Alex, la seule personne que je connaisse – enfin que j'ai rencontré en coup de vent, une fois – devrait m'accueillir. Mathilde, retenue à l'office de tourisme, m'a avisée qu'elle nous rejoindra plus tard.

Je lève les yeux vers la croix accrochée sur la façade de la pharmacie. Les chiffres de son thermomètre qui scintillent dans la pénombre d'un vert lumineux affichent : -10 °C. La nuit est installée depuis une heure et demie alors que je viens de terminer ma journée de travail. Ces longues soirées sombres me dépriment, pourtant l'hiver a ses charmes comme les rues illuminées par les décorations de Noël, les paysages enneigés, les soirs passés à lire un livre, blottie sous une couverture avec une tasse de chocolat chaud débordant de Chamallows...

Les phares d'une voiture m'éblouissent et me ramènent au présent. L'horloge du tableau de bord annonce 18:45. Je souffle un bon coup pour relâcher cette tension dans ma cage thoracique puis rassemble mon courage pour affronter le froid sibérien.

Sortie de ma Clio phase II, je me dépêche de traverser l'impasse, non sans difficulté avec ma minuscule valise à roulettes, mon sac à main sur l'épaule et un paquet de Fraise Tagada empilé sur le carton de la tarte fine dans mon autre main. Les lampadaires s'allument sur mon passage. Mon nez est gelé. J'ai la sensation que mes cils se remplissent de cristaux comme ceux des explorateurs du Grand Nord. Je ne suis pas d'accord avec ce fichu thermomètre : au ressenti, il fait au moins -8000 avec ce vent à décorner les bœufs.

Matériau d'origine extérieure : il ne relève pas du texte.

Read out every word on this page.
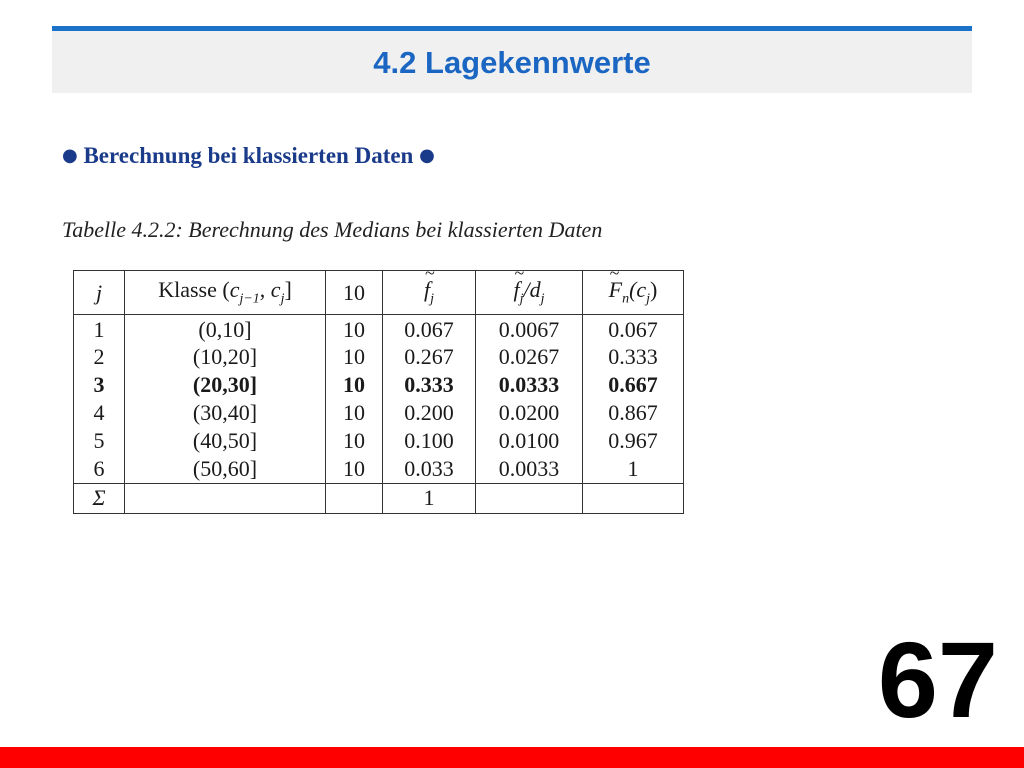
4.2 Lagekennwerte
● Berechnung bei klassierten Daten ●
Tabelle 4.2.2: Berechnung des Medians bei klassierten Daten
j	Klasse ($c_{j-1}$, $c_j$]	10	~ $f_j$	~ $f_j/d_j$	~ $F_n(c_j)$
1	(0,10]	10	0.067	0.0067	0.067
2	(10,20]	10	0.267	0.0267	0.333
3	(20,30]	10	0.333	0.0333	0.667
4	(30,40]	10	0.200	0.0200	0.867
5	(40,50]	10	0.100	0.0100	0.967
6	(50,60]	10	0.033	0.0033	1
Σ			1		
67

Je m'arrête, essoufflée par la montée, devant l'immeuble des Écureuils qui est tout l'inverse de la résidence de standing. Je ne vais pas me plaindre, j'ai déjà beaucoup de chance d'avoir un toit au-dessus de ma tête, gratuit, toutefois je n'aimerais tout simplement pas habiter ici à long terme. Le bâtiment effleuré par la lune, avec sa façade gris délavé par les intempéries ainsi que ses volets roulants blanc cassé, est triste à en pleurer.

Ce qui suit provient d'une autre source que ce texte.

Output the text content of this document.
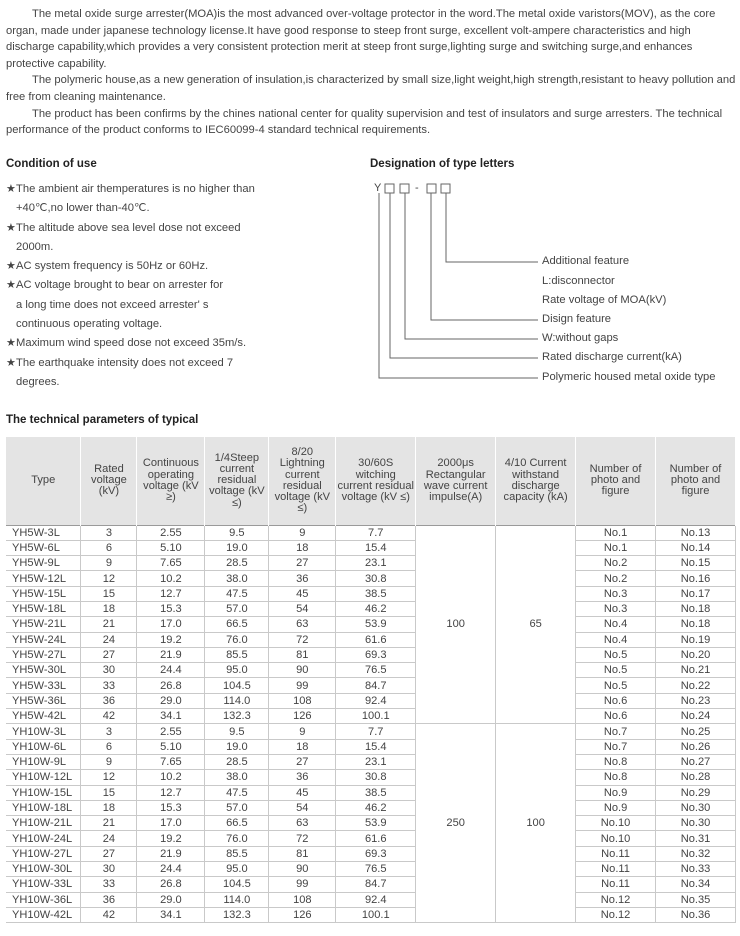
The metal oxide surge arrester(MOA)is the most advanced over-voltage protector in the word.The metal oxide varistors(MOV), as the core organ, made under japanese technology license.It have good response to steep front surge, excellent volt-ampere characteristics and high discharge capability,which provides a very consistent protection merit at steep front surge,lighting surge and switching surge,and enhances protective capability.

The polymeric house,as a new generation of insulation,is characterized by small size,light weight,high strength,resistant to heavy pollution and free from cleaning maintenance.

The product has been confirms by the chines national center for quality supervision and test of insulators and surge arresters. The technical performance of the product conforms to IEC60099-4 standard technical requirements.

Condition of use
★The ambient air themperatures is no higher than
+40℃,no lower than-40℃.
★The altitude above sea level dose not exceed
2000m.
★AC system frequency is 50Hz or 60Hz.
★AC voltage brought to bear on arrester for
a long time does not exceed arrester' s
continuous operating voltage.
★Maximum wind speed dose not exceed 35m/s.
★The earthquake intensity does not exceed 7
degrees.
Designation of type letters
Y	-
Additional feature
L:disconnector
Rate voltage of MOA(kV)
Disign feature
W:without gaps
Rated discharge current(kA)
Polymeric housed metal oxide type
The technical parameters of typical
Type	Rated voltage (kV)	Continuous operating voltage (kV ≥)	1/4Steep current residual voltage (kV ≤)	8/20 Lightning current residual voltage (kV ≤)	30/60S witching current residual voltage (kV ≤)	2000μs Rectangular wave current impulse(A)	4/10 Current withstand discharge capacity (kA)	Number of photo and figure	Number of photo and figure
YH5W-3L	3	2.55	9.5	9	7.7	100	65	No.1	No.13
YH5W-6L	6	5.10	19.0	18	15.4			No.1	No.14
YH5W-9L	9	7.65	28.5	27	23.1			No.2	No.15
YH5W-12L	12	10.2	38.0	36	30.8			No.2	No.16
YH5W-15L	15	12.7	47.5	45	38.5			No.3	No.17
YH5W-18L	18	15.3	57.0	54	46.2			No.3	No.18
YH5W-21L	21	17.0	66.5	63	53.9			No.4	No.18
YH5W-24L	24	19.2	76.0	72	61.6			No.4	No.19
YH5W-27L	27	21.9	85.5	81	69.3			No.5	No.20
YH5W-30L	30	24.4	95.0	90	76.5			No.5	No.21
YH5W-33L	33	26.8	104.5	99	84.7			No.5	No.22
YH5W-36L	36	29.0	114.0	108	92.4			No.6	No.23
YH5W-42L	42	34.1	132.3	126	100.1			No.6	No.24
YH10W-3L	3	2.55	9.5	9	7.7	250	100	No.7	No.25
YH10W-6L	6	5.10	19.0	18	15.4			No.7	No.26
YH10W-9L	9	7.65	28.5	27	23.1			No.8	No.27
YH10W-12L	12	10.2	38.0	36	30.8			No.8	No.28
YH10W-15L	15	12.7	47.5	45	38.5			No.9	No.29
YH10W-18L	18	15.3	57.0	54	46.2			No.9	No.30
YH10W-21L	21	17.0	66.5	63	53.9			No.10	No.30
YH10W-24L	24	19.2	76.0	72	61.6			No.10	No.31
YH10W-27L	27	21.9	85.5	81	69.3			No.11	No.32
YH10W-30L	30	24.4	95.0	90	76.5			No.11	No.33
YH10W-33L	33	26.8	104.5	99	84.7			No.11	No.34
YH10W-36L	36	29.0	114.0	108	92.4			No.12	No.35
YH10W-42L	42	34.1	132.3	126	100.1			No.12	No.36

Je cherche une entrée au milieu des balcons aux rambardes vert foncé souillées par les pigeons. Ma poitrine se compresse, me coupant la respiration. À ce moment-là, l'amoureux de Mathilde ouvre une baie vitrée au rez-de-chaussée puis me fait signe de rentrer par ici. J'inspire un bon coup, traverse le bout de pelouse humide avant de débarquer parmi le groupe d'amis dans le studio. Je suis frappée par ce changement brutal de température. Ce chaud-froid, mélangé à ma timidité, enflamme mes pommettes à la peau fine et fragile.

— Bonsoir, tout le monde, dis-je d'une voix tremblante.

— Hey, me salue Alex d'un ton chaleureux.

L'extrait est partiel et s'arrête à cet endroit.